Startups

Green Line’s latest app aims to close the healthcare gap

Danio Wellness combines the secure communication of the Wilmington-based company's Danio Diary, with telemedicine for affordable continuous care for the underresourced. "This is personal to me," said CEO Anthony Wright.

A woman looks at a smartphone. (Photo by Pexels user Ketut Subiyanto, used under a Creative Commons license)

Green Line Business Group founder and CEO Anthony Wright has a vision for Danio Wellness, the newest and most buzzworthy application in the Wilmington company’s family of products, which include Danio Diary, Danio Connect and I Need a Witness.

That vision? To close the healthcare gap that has long resulted in racial health disparities in the United States.

“Here in Delaware alone, from Greenville to Fourth Street, you’re looking at an 18 to 20 year life expectancy difference,” Wright told Technical.ly. “Why should we die 20 years before our neighbors?”

In exploring the healthcare gap here in Delaware, Wright spoke with young men who intentionally went back to prison just to get dental treatment and heard family accounts of the challenges Black youth face when trying to get mental health treatment during a suicide ideation crisis. He learned that 54% of Delaware’s Latinx population doesn’t have a dentist.

“I tell my team all the time — I’m a pretty confident guy, but when I have to go to a new doctor, my thoughts are always, how is he going to react to me? Did I find a good doctor who’s willing to listen? I hate to say it, but sometimes racism plays a part [in the healthcare gap].”

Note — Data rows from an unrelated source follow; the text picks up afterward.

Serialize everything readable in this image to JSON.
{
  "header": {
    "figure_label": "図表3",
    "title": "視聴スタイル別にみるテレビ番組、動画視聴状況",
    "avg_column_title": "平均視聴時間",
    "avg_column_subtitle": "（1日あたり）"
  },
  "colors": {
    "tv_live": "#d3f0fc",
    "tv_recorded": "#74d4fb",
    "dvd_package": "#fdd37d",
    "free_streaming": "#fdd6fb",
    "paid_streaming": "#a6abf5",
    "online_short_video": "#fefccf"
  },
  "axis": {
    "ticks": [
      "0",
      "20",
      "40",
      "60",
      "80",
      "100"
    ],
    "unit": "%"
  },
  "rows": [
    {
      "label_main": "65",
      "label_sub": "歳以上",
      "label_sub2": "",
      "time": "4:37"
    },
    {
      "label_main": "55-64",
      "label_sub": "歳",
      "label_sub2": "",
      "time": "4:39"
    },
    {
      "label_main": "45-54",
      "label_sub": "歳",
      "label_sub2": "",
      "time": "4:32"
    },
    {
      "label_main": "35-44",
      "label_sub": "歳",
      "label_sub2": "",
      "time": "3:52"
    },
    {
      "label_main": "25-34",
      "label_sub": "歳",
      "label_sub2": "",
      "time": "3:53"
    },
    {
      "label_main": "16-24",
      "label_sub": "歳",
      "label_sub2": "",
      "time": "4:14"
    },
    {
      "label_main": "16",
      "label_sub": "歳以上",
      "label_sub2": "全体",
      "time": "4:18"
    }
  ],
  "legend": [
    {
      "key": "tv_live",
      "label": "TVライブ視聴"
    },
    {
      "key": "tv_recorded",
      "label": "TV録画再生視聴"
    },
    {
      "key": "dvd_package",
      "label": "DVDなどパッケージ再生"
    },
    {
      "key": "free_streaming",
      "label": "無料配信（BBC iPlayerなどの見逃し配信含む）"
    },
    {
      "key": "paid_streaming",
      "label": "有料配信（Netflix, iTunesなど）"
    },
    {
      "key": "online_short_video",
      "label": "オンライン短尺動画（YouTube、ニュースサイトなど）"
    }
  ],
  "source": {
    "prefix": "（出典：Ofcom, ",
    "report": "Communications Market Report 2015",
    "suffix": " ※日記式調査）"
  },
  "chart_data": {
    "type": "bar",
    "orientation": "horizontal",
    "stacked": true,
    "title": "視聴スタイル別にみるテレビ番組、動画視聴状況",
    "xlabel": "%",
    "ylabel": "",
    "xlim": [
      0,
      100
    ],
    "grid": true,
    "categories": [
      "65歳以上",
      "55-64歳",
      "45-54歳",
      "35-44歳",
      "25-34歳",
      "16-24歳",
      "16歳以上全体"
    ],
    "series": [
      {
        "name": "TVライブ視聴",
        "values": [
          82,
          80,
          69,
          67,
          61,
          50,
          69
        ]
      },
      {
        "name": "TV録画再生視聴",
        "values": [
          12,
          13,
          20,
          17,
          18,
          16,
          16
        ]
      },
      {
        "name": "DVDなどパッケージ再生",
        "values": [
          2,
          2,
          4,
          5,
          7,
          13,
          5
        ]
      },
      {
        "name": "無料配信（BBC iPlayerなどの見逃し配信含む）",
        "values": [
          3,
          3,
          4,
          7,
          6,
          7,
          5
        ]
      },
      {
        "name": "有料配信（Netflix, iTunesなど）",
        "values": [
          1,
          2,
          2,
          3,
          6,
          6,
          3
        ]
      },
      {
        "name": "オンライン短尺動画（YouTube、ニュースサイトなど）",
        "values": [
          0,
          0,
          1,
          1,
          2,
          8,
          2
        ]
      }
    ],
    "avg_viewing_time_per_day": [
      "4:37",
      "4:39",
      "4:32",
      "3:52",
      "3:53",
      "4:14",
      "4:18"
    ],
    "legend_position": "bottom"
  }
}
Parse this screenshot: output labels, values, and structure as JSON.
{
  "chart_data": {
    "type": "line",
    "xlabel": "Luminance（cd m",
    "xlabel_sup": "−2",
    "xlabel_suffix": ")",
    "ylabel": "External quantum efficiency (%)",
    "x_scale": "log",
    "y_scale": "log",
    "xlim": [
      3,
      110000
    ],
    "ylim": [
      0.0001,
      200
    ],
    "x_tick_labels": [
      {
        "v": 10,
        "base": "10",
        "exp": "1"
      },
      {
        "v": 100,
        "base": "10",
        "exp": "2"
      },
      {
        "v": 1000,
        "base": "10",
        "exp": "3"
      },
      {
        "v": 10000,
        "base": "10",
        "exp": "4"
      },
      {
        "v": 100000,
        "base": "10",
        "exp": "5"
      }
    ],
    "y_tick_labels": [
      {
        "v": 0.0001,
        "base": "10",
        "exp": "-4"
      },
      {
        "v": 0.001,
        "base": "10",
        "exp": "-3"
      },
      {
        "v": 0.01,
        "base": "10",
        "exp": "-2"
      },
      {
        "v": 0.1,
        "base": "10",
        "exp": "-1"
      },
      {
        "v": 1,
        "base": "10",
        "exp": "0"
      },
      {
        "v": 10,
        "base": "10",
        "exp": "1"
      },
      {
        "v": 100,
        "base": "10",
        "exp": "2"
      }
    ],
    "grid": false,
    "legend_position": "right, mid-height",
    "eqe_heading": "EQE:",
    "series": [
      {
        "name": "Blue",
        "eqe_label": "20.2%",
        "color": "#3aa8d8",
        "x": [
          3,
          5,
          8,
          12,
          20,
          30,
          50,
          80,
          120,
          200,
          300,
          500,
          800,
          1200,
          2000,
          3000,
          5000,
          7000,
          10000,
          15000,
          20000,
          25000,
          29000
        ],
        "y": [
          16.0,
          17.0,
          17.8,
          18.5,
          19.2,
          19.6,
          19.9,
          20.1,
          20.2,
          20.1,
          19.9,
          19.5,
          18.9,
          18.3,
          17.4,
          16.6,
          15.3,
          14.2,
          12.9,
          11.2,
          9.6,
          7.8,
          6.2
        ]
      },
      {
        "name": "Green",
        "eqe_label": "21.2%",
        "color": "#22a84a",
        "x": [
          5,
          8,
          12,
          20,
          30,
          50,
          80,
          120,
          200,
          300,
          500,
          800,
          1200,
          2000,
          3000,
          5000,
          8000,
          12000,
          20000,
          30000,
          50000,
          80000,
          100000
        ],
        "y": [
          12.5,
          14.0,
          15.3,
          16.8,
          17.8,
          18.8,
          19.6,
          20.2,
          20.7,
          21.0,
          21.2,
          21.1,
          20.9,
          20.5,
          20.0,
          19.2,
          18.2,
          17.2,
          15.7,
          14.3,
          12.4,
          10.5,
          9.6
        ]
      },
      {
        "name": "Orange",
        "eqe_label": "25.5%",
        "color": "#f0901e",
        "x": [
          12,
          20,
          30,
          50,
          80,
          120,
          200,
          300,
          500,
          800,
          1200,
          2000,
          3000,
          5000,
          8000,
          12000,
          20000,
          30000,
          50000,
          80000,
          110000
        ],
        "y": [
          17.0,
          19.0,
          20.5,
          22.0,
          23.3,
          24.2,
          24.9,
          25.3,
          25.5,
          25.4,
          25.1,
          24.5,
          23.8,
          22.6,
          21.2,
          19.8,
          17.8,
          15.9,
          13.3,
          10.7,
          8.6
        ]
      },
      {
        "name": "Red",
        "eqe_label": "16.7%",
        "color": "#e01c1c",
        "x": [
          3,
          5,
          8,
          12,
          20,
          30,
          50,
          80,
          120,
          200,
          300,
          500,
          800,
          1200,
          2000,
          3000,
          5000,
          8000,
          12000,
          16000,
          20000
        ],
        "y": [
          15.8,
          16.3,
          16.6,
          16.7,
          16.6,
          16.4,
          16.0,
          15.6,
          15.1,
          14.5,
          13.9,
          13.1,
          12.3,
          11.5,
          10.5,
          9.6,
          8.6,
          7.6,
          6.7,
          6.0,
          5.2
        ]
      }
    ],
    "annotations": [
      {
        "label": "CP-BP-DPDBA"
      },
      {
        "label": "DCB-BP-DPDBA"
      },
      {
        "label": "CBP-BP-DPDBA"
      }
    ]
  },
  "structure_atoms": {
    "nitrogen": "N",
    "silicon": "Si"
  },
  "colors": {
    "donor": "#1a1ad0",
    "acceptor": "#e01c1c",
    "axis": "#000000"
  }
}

Danio Wellness aims to disrupt the gap by combining Danio Diary’s secure medical information communication system with curated telemedicine that prioritizes the needs and concerns of the under-resourced while being as easy-access as possible.

Here’s how it works: A user downloads the app to their smartphone (which about 85% of the underserved population already have), and selects medical, dental or mental health. They click on the area of concern on a graphic (a part of the body or a tooth, for example) and describe the issue using text, video and/or a photo, and add any other health conditions they may have.

Once submitted, a medical professional will review the information and will respond with a plan of action, including, if necessary, prescribing medications, within 24 hours (sooner for more urgent cases).

User friendliness was a priority in the development, led by Green Line CTO Chris Hornberger.

“I kept telling them it’s too complicated,” Wright said. “If Ms. Johnson on Third Street can’t do it, l don’t want to see it.”

The healthcare provider may recommend that the user goes to the emergency room, but in many cases the service will prevent a trip to the ER, because, for many people without an accessible primary doctor, the ER is where they go to manage healthcare, even if it isn’t a life-threatening emergency — which is expensive, inefficient and, with the COVID-19 pandemic, a healthcare risk.

The cost for a medical review is $40 ($50 for urgent care), which can be paid per review as needed or $40 monthly, which includes three urgent reviews a year plus monthly health reviews that track the patients general condition and alerts them when an issue is detected by human or AI reviewers. Though the fee is affordable compared to most doctor appointments, one goal is to eventually have Medicaid and Medicare accepted through the app so low income and elderly users will have free access.

By closing the healthcare gap, we're helping to close the equity gap.

One of the major features is that the care plan delivered by the app’s healthcare providers is clear and easy to follow, and can be shared with the patient’s family members, who, by invitation by the patient, can attend the virtual appointment even if they live far away.

This is the heart of the Danio technology, and Wright and his team are focused on getting it right, because he knows it can save lives.

“This is personal to me,” he said. “My mother went to the doctor for a little problem, got her discharge information, put it on her dresser like everybody else. I assumed my mother read her information. She didn’t. She didn’t see how important that blood thinner medicine was to her condition. She had a stroke, and never really came out of the hospital again. Had my mother had that consultation, had me, my brother and sister been able to share that consultation, we could have made sure our mother had that information, had the medicine, had the follow up appointments, was checking her blood pressure, and my mother would have lived a longer time.”

The response to the platform has been swift, especially from the Black medical community — even swifter than expected, Wright says.

“My head physician, Dr. Darryl Fortson, is based in Las Vegas,” said Wright. “He graduated from Morehouse [School of Medicine], a very distinguished African American doctor who’s practiced for 33 years. He has brought on board a Morehouse connection network of doctors. I honestly thought I was only going to get nurse practitioners, and I was shocked at how many doctors came to the app because we all care about that health gap.”

That buzz hasn’t hurt funding. Currently, Green Line is in talks for a substantial, potentially multimillion dollar deal. The app, which is in testing, is expected to launch in early 2022.

“It’s like when we were in high school, they told us we were going to have flying cars, but flying cars never came,” said Wright. “I got tired of waiting for the flying cars, and I sat down and I said how can I help build something that would and make underserved populations feel more comfortable with their healthcare? By closing the healthcare gap, we’re helping to close the equity gap.”